Troy Turnipseed is good as Buck, and he's reached a point where he's invited Alex to move in with him and share his life, but Alex (Seth Ward Pyatt) is generally unwilling to make the commitment until Matt (Antonio Rodriguez) shows up and it's clear that the magic is no longer there between them. Pyatt is a little tired and flat (perhaps due to his directing the second show in addition to starring in this one), and thus it's hard to imagine him as the object of desire for either Matt or Buck, but he tries hard and that counts for a lot here. Rodriguez suffers from an underdeveloped character that's spends too much time offstage to make a real impression. Keith Thompson is a firecracker as Terry, and he does his best to enliven the proceedings, even performing a game dance to "Nevertheless" (choreographed by Janet Strzelec) to try to entice the disinterested Buck.
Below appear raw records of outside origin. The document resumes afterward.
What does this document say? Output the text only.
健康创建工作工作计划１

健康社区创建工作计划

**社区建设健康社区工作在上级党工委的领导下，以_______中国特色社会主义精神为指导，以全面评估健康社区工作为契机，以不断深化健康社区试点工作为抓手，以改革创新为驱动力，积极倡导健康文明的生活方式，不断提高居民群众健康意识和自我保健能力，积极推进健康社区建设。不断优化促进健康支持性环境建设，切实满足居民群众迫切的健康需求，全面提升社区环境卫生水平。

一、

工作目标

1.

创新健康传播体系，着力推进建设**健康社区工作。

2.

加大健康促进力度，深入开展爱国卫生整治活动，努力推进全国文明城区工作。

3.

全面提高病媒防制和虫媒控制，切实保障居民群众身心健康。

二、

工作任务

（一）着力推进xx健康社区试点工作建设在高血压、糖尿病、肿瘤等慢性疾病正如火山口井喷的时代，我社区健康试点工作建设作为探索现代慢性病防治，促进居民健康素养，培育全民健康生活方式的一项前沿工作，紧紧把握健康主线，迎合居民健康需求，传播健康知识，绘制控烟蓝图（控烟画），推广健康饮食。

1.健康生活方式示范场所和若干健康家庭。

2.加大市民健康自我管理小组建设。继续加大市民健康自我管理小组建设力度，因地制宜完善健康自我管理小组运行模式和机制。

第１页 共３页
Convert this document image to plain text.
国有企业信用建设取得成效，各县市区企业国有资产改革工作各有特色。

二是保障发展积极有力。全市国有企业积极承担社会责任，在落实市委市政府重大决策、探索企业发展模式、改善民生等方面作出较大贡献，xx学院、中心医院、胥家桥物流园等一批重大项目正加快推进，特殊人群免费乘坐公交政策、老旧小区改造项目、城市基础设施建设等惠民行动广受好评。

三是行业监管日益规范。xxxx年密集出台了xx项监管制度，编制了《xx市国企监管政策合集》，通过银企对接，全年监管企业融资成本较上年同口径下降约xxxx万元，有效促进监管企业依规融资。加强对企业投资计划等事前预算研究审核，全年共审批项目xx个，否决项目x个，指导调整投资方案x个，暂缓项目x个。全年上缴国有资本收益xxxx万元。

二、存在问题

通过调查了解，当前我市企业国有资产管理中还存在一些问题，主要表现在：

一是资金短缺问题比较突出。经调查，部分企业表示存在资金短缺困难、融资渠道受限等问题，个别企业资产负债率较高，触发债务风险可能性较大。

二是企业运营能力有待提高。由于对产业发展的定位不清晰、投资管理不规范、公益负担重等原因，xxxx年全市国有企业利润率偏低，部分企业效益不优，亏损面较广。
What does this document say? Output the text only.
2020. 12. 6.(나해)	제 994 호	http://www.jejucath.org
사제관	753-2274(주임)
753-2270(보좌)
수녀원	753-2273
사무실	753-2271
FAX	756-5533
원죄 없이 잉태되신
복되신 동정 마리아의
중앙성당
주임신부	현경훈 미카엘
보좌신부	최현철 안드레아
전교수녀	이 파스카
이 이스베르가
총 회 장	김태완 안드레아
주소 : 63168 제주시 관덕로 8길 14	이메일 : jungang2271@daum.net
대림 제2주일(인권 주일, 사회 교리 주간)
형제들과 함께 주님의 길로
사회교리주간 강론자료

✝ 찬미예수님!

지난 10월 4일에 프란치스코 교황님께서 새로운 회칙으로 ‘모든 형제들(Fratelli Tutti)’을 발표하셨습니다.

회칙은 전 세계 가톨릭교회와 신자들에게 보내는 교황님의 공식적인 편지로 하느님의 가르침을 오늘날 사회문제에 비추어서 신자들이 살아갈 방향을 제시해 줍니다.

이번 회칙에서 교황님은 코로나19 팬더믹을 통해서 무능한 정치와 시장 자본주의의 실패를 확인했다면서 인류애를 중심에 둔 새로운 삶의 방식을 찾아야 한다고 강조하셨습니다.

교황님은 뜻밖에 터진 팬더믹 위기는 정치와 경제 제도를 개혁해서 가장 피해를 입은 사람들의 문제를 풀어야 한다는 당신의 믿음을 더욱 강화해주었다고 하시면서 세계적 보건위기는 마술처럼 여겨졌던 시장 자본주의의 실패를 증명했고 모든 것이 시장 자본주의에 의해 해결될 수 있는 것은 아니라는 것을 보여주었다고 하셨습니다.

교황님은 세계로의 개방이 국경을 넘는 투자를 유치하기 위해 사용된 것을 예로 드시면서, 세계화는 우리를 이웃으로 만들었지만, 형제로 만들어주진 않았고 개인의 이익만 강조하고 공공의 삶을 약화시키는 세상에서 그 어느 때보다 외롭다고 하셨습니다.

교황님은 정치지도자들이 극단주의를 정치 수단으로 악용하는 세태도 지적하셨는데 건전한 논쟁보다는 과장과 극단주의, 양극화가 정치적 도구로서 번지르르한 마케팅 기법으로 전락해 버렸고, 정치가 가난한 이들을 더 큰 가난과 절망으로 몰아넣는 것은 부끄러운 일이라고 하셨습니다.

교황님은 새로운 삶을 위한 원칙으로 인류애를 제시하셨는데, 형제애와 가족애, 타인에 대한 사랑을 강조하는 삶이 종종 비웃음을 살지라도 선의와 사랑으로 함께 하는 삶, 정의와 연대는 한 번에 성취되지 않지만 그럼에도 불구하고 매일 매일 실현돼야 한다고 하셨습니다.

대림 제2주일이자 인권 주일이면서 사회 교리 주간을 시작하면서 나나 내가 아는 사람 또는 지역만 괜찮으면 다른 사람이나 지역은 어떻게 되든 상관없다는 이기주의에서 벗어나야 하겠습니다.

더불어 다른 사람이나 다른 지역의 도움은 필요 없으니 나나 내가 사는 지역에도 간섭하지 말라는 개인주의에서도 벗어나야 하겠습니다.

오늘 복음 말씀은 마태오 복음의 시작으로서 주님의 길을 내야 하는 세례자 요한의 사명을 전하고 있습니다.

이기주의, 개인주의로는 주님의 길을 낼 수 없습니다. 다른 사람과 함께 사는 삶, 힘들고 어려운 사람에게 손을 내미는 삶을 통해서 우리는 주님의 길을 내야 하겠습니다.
Devin Przygoda also appears as a married man that Terry picks up on the Staten Island ferry, but isn't really given much to do with yet another underwritten part.
Marsha Hollander Parker's direction is a bit lifeless, and the the show really doesn't take off the way it should, or could. There's good chemistry between these actors, but they just seem to be stepping on each other's lines rather than interacting in any sort of true farcical fashion. The old TV show Three's Company is brought up more than once, and it may not be fondly remembered by some, but at least it had a maniacal energy that glossed over the hackneyed scripts it offered up on a weekly basis. GP Hunsaker's set is a study in decay and disarray, and it fits the author's concept well. Steven Miller's lighting works well, and Alexandra Scibetta Quigley's costuming provides apt fits for the characters.
There certainly are some things to like about The Crumple Zone (especially Thompson's manic performance), but it needs to be tightened up considerably in order to fully engage. This production continues through July 24, 2011 at the Gaslight Theatre.